Opinion: Putting tax dollars to work in S.C.

The State
April 29, 2008

By Frank Knapp

In a guest column on March 13, Commerce Secretary Joe Taylor said his agency had modified the state’s film industry incentives in order to “encourage the hiring of South Carolinians and the purchasing of products from South Carolina businesses.”

The S.C. Small Business Chamber of Commerce believes that this concern for using our tax dollars to encourage the procurement of goods, labor and services from within the state should apply not only to the film industry incentives, but also to all purchasing by the state of South Carolina.

In 2003, the Small Business Chamber obtained information from the S.C. Comptroller General’s Office that showed that 42 percent of our state’s procurement dollars were going outside our borders. In 2003, that was about $1.3 billion.

It was clear that if more of our state procurement dollars remained in South Carolina to purchase goods, labor and services for the needs of state government, our small businesses and workers would benefit and our state’s economy would grow.

The following year our organization began proposing changes to our state procurement code that would have the net effect of more procurement dollars remaining in the state. But as simple a goal as this seems, crafting legislation that would result in practical and user-friendly procurement code changes that would also garner legislative support was not an easy task. Consequently, these early efforts were not successful.

Finally in 2006, with instructions from the Senate and House leadership, the Budget and Control Board began working with us to develop procurement code legislation that would achieve our goal. As a result of those efforts and the important support and leadership of Lexington County Sen. Nikki Setzler and Rep. Mac Toole, significant economic development legislation is now close to being passed this year.
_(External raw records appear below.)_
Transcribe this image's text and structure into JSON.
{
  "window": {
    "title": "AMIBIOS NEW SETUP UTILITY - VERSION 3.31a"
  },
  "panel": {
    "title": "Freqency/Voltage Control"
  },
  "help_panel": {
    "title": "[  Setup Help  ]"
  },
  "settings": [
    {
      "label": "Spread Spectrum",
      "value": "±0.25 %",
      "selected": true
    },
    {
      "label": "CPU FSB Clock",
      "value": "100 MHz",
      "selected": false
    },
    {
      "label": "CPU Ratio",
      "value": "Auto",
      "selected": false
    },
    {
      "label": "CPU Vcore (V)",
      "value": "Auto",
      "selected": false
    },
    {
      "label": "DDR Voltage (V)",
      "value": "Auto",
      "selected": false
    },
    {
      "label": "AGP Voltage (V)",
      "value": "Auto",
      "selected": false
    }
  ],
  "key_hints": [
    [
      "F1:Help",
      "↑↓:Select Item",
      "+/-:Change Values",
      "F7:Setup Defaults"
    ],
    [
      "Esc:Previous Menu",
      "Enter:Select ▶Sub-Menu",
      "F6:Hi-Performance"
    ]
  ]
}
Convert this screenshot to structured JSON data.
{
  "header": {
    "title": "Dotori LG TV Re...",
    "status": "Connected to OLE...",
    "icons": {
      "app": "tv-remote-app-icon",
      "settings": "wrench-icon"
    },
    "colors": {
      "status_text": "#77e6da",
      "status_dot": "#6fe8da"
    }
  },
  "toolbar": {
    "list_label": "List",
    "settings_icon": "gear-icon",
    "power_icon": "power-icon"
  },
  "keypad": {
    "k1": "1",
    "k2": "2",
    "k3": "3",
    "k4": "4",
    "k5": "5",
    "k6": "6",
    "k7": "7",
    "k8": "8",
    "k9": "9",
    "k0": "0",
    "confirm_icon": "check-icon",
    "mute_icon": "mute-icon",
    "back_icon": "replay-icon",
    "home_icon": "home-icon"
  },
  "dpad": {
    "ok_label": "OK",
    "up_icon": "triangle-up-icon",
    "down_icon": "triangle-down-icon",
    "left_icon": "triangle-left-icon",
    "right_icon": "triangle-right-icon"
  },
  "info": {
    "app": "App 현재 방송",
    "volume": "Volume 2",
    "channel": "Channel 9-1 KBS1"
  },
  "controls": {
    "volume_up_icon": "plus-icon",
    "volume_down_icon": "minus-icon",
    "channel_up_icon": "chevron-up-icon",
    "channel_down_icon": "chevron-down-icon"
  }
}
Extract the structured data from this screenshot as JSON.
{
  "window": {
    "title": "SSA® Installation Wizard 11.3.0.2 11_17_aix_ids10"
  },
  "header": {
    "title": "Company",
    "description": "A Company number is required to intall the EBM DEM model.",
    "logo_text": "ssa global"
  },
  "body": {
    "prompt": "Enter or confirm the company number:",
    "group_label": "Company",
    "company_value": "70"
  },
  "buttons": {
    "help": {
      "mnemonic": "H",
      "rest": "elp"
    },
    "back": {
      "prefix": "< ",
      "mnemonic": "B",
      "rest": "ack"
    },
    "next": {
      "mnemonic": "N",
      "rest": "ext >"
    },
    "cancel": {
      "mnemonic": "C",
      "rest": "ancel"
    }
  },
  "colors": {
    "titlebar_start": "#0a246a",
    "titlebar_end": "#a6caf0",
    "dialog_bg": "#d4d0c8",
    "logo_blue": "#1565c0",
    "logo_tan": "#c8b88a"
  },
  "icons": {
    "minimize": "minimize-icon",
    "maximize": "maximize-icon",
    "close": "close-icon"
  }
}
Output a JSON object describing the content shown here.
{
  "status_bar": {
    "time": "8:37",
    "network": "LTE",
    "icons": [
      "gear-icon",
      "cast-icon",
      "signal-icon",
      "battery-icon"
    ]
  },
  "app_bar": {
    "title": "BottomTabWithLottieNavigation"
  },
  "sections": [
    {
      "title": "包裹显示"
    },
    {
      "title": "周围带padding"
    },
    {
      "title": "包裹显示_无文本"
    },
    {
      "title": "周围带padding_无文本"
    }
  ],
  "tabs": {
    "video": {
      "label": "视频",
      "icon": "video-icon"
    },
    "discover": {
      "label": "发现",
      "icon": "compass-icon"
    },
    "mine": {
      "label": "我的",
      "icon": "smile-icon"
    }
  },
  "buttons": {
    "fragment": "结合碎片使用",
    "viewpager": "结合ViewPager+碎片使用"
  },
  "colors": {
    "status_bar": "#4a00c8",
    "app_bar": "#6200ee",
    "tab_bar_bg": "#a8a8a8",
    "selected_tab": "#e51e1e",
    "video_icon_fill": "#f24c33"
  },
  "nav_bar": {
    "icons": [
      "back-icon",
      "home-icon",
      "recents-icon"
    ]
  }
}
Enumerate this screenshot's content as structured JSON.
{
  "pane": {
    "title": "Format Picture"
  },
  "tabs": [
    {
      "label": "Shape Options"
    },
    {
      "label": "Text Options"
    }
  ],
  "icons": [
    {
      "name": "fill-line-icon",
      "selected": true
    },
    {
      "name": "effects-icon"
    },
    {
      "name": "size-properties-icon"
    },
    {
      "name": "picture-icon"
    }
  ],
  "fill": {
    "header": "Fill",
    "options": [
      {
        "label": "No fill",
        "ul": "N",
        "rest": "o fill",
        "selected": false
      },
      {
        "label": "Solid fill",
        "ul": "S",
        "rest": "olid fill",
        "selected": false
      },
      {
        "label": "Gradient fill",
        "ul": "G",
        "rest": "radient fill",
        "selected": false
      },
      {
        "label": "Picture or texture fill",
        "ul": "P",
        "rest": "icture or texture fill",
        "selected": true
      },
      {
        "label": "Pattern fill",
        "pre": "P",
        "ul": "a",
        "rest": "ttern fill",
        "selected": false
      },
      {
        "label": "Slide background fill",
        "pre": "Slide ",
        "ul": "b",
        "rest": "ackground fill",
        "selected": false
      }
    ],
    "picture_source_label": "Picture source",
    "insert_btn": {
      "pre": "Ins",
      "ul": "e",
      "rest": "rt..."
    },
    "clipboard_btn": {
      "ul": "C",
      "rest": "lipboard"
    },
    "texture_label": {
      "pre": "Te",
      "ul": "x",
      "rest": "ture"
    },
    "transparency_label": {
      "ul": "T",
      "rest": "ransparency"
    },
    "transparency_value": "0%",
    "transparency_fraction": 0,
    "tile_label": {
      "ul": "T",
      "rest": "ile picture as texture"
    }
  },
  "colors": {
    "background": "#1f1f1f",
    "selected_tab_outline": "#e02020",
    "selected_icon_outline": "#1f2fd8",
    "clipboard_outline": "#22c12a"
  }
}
This legislation would make strategic changes to our procurement code. The current in-state vendor preference would remain, and our in-state vendors would always retain the advantage in the bidding process with all things equal.

However, often there is no in-state vendor competing for a state contract, and the out-of-state vendors have no incentive to use S.C. workers or products under the present procurement code.

This legislation would allow out-of-state businesses competing for contracts to also earn some in-state vendor preference by using S.C. goods, labor and services for significant percentages of their proposed contracts.

In this way, we will be telling all those who wish to do business with our state that not only will they need to give us the best price, but they also will need to secure goods, labor and services from our businesses and workers. All contractors, regardless of where in the world they are located, will be incented to keep as much of our procurement dollars as possible in South Carolina.

The controversy over the state film industry incentives involved how to best leverage $8 million to $9 million to benefit our state economy. The procurement code legislation now moving through the General Assembly has the potential of leveraging billions in state procurement dollars to benefit our businesses and workers.

Mr. Knapp is the President and CEO of the South Carolina Small Business Chamber of Commerce.